Quand on atteint une tranche marginale d’imposition (TMI) à 41 %, chaque euro supplémentaire de revenu est lourdement taxé. Pour les investisseurs immobiliers concernés, la rentabilité réelle d’un bien peut rapidement être grignotée par l’impôt… à moins de mobiliser les bons leviers de défiscalisation.
Heureusement, il existe des solutions concrètes et légales pour réduire significativement sa charge fiscale dès l’année suivante, en utilisant des outils éprouvés comme le déficit foncier, le plan d’épargne retraite (PER) ou encore les SCPI fiscales.

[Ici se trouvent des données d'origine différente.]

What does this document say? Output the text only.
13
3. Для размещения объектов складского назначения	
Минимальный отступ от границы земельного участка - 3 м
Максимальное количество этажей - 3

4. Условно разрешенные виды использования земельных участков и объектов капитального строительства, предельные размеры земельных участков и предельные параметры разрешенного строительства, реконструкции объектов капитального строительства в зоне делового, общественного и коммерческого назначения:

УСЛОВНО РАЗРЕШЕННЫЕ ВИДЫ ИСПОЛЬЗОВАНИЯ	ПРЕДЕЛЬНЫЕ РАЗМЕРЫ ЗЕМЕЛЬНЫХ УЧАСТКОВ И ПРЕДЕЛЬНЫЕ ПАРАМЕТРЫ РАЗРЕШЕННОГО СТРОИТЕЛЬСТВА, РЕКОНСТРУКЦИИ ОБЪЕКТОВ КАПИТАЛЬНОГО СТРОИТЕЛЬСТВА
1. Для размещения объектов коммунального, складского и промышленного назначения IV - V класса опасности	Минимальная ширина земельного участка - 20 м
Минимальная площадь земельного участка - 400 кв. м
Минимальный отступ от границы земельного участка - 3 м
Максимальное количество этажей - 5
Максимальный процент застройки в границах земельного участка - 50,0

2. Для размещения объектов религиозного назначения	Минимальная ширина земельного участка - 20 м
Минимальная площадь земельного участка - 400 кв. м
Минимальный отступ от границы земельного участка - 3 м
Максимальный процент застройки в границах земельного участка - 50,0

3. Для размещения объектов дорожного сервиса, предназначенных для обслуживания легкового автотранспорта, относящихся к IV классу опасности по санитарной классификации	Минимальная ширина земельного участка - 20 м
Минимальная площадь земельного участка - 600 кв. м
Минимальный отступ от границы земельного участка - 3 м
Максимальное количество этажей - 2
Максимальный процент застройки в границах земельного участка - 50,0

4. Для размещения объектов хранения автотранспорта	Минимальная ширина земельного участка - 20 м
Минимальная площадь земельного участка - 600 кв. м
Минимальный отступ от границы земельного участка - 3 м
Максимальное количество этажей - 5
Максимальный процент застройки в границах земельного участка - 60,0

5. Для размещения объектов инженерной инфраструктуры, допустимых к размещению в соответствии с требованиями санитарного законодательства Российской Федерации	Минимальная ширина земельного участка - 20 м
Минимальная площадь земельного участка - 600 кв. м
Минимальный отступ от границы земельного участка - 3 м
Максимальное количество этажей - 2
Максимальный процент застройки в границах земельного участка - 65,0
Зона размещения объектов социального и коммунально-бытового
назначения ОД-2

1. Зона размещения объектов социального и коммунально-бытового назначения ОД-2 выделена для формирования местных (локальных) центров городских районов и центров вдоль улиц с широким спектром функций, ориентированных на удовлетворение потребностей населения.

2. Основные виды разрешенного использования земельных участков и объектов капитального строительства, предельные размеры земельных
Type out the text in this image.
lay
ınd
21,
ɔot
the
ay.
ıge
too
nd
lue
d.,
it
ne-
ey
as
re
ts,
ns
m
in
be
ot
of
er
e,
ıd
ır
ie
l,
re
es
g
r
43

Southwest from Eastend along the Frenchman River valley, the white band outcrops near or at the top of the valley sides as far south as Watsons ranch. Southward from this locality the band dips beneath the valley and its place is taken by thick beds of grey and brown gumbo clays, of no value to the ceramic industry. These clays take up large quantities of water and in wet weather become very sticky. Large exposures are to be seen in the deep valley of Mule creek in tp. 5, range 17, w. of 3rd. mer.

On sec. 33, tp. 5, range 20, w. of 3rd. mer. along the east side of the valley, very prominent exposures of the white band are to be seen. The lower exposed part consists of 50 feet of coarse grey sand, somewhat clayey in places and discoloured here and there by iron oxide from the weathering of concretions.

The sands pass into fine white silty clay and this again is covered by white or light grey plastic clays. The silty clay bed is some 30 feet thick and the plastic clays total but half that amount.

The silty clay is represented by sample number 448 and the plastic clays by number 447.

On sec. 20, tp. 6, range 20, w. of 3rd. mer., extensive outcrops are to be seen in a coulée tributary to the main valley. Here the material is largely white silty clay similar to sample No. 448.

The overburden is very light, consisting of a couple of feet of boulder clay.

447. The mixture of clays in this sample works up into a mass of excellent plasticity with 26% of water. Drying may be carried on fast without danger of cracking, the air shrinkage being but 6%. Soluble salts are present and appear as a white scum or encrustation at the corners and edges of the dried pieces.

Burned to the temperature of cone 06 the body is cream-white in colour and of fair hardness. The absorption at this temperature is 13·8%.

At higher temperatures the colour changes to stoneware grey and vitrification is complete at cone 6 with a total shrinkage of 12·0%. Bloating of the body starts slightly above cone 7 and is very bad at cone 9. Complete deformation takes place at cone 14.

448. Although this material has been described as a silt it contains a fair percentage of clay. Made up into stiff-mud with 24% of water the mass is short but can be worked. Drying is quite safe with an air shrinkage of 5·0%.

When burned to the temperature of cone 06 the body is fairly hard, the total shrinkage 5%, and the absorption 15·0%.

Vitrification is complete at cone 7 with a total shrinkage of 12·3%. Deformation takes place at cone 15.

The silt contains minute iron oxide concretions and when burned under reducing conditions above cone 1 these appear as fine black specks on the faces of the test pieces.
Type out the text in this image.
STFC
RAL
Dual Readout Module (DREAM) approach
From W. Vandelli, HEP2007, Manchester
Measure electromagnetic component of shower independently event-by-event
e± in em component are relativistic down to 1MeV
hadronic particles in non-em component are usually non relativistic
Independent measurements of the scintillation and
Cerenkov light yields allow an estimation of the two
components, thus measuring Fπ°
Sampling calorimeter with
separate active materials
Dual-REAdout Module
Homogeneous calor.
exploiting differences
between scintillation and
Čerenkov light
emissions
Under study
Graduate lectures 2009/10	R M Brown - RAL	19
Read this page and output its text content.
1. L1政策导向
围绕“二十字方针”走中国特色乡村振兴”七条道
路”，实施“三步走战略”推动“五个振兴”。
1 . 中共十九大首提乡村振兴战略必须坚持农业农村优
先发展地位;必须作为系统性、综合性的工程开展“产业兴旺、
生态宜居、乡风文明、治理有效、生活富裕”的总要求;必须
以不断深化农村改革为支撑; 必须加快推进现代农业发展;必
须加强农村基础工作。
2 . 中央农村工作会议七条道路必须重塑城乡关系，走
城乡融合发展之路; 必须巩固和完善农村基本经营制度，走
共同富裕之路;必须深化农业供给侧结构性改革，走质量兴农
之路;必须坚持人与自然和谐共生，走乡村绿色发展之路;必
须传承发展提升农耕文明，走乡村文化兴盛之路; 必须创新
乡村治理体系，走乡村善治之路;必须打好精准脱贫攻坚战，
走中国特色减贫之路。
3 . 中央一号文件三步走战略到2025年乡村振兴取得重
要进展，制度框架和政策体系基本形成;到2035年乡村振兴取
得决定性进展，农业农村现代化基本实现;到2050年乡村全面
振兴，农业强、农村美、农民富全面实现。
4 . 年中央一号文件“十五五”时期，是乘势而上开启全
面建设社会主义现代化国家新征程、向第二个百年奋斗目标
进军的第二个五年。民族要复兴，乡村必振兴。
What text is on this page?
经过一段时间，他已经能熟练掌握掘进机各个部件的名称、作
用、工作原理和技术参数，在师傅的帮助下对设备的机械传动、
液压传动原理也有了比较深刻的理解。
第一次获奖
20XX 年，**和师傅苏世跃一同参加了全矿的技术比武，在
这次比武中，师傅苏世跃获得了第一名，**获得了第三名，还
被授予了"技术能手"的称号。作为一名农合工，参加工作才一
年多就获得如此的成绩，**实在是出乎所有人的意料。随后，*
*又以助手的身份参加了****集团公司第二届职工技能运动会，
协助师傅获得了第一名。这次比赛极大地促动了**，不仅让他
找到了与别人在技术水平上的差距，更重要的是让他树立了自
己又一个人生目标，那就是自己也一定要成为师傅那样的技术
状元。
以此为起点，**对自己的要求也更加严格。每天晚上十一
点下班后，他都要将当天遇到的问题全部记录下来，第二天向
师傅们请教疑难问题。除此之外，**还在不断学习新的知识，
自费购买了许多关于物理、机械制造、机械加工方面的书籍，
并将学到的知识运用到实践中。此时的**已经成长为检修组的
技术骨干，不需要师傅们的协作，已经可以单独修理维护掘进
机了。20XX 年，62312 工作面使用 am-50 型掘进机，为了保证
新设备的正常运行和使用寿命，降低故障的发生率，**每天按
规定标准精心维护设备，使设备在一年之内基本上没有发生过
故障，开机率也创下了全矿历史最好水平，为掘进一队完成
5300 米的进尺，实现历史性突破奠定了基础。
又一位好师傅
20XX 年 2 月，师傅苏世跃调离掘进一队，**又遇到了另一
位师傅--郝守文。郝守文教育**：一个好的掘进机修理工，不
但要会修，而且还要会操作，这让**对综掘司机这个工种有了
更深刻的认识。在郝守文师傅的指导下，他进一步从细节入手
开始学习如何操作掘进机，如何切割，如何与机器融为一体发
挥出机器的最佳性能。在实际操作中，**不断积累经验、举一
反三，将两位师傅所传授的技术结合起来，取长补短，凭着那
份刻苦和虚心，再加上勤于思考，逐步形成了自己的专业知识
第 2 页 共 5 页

Dans cet article, Greenliving vous propose 3 stratégies simples, efficaces et adaptées aux TMI 41 %, pour optimiser votre imposition dès l’année N+1 tout en structurant un patrimoine solide.
Comprendre l’impact d’une TMI à 41 % sur les revenus immobiliers
La Tranche Marginale d’Imposition (TMI) correspond au taux d’imposition appliqué à la dernière tranche de revenus d’un contribuable. En 2025, une personne ayant une TMI de 41 % est considérée comme fortement imposée : chaque euro de revenu supplémentaire est taxé à 41 %, sans compter les prélèvements sociaux de 17,2 %.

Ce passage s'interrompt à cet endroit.